Set clear expectations for animal handling from day one and before the new-hire encounters animals. ( The Maschhoffs )

By Paul Ayers

Handling and movement of pigs is arguably one of the most common and important daily responsibilities that pork producers have. Improper animal handling can result in decreased animal well-being, reduced production performance, increased human safety risks and the potential loss of customer and consumer trust. 

To ensure pigs are handled properly each day, it is critical for producers to have effective training programs. Here are a few things to think when implementing a program within your operation.   
Who’s your handler?
The pork industry has changed dramatically over the last 50 years, and with it there have been several changes that impact how we train handlers today. The days of hiring employees that have prior swine production experience or livestock experience in general are long gone. Many new hires today have little to no experience with moving animals, resulting in a steep learning curve when it comes to moving their first sow or load of market hogs.  

For those with limited experience, handling a sow for the first time can be an intimidating task and it is important they are provided with quality training and coaching to build their confidence. Understanding the learning style of a new hire can ensure the training methods used match their preferred learning habits. While reading a printed Standard Operating Procedure may work well for some, others may learn best by online learning modules or hands-on instruction.  

Create a culture of safe animal handling 
Animal handling training should be fully integrated with new-hire onboarding programs. Set clear expectations for animal handling from day one and before the new-hire encounters animals. We utilize a combination of internally developed training resources and resources available from the National Pork Board such as the “Safe Pig Handling” learning modules, Pork Quality Assurance and Transport Quality Assurance. These trainings provide a solid framework of the “science” of animal handling before handlers begin hands-on training. 

To truly create a culture of safe animal handling, there must be a commitment from all employees and a culture where everyone is comfortable calling each other out for animal handling issues or opportunities. This can be done by creating a “nameless and rank-less” environment where all employees understand their responsibility to ensure safe animal handling. 

Inspect what you expect
To verify the outcomes of training programs, we utilize a variety of assessment and audit mechanisms such as in-person observations, quizzes or tests to validate handler competency, and remote video auditing (RVA). These audit tools serve as mechanisms for coaching and continuous improvement. 

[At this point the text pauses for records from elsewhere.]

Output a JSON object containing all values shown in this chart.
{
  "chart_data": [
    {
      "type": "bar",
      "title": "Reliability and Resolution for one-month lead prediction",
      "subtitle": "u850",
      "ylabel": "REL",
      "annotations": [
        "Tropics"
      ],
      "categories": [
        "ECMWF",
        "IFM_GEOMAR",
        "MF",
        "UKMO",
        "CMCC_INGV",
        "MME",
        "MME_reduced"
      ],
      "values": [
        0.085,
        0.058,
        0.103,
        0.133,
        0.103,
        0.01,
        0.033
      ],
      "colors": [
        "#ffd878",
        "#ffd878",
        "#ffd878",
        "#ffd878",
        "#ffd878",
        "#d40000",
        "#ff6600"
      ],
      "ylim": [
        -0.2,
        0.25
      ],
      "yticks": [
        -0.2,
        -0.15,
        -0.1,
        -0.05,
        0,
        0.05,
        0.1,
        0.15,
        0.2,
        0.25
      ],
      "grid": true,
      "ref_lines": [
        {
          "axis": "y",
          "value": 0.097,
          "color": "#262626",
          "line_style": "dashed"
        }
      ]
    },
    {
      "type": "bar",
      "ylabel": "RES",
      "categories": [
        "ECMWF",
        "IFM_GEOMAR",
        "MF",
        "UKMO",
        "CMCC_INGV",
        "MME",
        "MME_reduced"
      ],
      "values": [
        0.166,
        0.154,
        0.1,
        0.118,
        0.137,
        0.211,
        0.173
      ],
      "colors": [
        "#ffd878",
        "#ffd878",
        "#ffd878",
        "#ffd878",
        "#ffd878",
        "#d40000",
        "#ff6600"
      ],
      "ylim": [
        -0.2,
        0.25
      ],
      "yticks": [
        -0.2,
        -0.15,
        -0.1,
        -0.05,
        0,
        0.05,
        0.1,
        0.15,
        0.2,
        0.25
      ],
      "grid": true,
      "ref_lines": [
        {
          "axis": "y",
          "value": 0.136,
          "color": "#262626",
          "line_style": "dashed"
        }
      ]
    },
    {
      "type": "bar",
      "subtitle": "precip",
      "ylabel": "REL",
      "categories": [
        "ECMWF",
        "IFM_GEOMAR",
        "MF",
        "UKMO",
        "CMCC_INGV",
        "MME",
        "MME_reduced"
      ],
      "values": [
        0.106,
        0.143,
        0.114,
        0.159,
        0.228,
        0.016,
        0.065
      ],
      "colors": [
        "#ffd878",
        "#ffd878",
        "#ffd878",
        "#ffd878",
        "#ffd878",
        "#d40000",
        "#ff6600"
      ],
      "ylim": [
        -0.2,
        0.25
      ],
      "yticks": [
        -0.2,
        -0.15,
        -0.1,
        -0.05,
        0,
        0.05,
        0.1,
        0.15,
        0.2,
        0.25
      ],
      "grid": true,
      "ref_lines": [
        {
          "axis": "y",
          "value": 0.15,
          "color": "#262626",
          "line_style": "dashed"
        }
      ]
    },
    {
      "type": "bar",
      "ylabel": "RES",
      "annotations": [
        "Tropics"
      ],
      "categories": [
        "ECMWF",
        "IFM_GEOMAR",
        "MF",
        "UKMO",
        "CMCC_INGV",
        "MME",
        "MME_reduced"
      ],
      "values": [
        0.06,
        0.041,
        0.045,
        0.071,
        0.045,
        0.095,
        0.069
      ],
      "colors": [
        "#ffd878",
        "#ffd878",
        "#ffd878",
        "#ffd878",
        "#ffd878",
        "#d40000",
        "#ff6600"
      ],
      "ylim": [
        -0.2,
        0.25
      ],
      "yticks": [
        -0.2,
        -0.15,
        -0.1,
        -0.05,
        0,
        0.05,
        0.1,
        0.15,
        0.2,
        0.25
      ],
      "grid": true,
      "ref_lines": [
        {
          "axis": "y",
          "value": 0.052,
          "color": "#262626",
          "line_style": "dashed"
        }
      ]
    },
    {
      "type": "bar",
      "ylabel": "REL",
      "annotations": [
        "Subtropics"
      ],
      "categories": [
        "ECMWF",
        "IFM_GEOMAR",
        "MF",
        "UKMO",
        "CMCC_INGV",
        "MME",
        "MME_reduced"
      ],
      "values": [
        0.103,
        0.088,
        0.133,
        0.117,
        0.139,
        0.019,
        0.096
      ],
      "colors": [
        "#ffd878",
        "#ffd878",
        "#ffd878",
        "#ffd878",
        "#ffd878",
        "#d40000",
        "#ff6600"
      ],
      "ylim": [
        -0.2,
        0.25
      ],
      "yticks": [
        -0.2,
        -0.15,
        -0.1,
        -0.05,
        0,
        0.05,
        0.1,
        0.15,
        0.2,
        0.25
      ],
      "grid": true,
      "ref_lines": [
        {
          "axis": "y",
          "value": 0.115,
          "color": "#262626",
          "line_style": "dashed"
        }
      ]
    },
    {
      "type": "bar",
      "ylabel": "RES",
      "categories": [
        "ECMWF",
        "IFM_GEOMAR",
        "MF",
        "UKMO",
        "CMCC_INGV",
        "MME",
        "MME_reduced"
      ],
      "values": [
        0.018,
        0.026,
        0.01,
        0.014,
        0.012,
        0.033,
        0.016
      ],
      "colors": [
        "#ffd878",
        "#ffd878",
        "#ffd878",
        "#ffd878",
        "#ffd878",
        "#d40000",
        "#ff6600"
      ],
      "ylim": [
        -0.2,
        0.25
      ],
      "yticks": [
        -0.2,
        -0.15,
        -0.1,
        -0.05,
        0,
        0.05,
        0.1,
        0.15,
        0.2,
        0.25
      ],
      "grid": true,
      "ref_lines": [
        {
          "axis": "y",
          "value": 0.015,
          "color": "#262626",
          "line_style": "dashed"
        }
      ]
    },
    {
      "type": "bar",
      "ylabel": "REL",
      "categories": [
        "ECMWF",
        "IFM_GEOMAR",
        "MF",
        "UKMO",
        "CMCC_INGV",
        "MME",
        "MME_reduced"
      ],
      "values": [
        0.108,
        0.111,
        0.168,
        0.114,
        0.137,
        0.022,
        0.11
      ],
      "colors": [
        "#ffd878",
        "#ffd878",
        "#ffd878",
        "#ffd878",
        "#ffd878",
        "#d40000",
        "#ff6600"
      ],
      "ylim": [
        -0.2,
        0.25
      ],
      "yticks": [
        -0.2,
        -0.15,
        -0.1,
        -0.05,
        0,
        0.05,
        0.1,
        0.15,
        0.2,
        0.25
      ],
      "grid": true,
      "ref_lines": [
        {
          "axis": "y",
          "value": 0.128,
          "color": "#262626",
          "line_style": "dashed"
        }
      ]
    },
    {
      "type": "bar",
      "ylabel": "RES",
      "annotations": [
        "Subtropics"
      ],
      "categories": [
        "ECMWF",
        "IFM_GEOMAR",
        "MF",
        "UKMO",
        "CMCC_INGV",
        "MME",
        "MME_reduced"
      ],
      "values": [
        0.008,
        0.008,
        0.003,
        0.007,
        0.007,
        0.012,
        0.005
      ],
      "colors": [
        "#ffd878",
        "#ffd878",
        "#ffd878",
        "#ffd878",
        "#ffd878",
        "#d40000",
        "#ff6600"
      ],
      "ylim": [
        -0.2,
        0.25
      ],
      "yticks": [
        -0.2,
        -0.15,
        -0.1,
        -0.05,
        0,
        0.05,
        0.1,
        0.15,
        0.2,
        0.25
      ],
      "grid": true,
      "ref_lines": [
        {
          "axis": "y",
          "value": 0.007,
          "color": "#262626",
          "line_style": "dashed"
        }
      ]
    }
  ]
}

As the old adage goes, “an ounce of prevention is worth a pound of cure,” and this is definitely the case when it comes to investing in animal handling training. Any investment in animal handling training will yield benefits beyond just improved animal well-being. Our farms that consistently execute animal handling standards also rank among the highest in production measures such as pigs per sow per year and transport loss, as well as human safety metrics. 

Paul Ayers is the animal care coordinator for The Maschhoffs. He is responsible for coordinating and administering all activities central the implementation of The Maschhoffs Animal Care Initiative. He received his bachelor’s degree in animal science from Michigan State University. He is active on the Illinois Pork Producers Association board of directors and the National Pork Board’s animal welfare committee among others.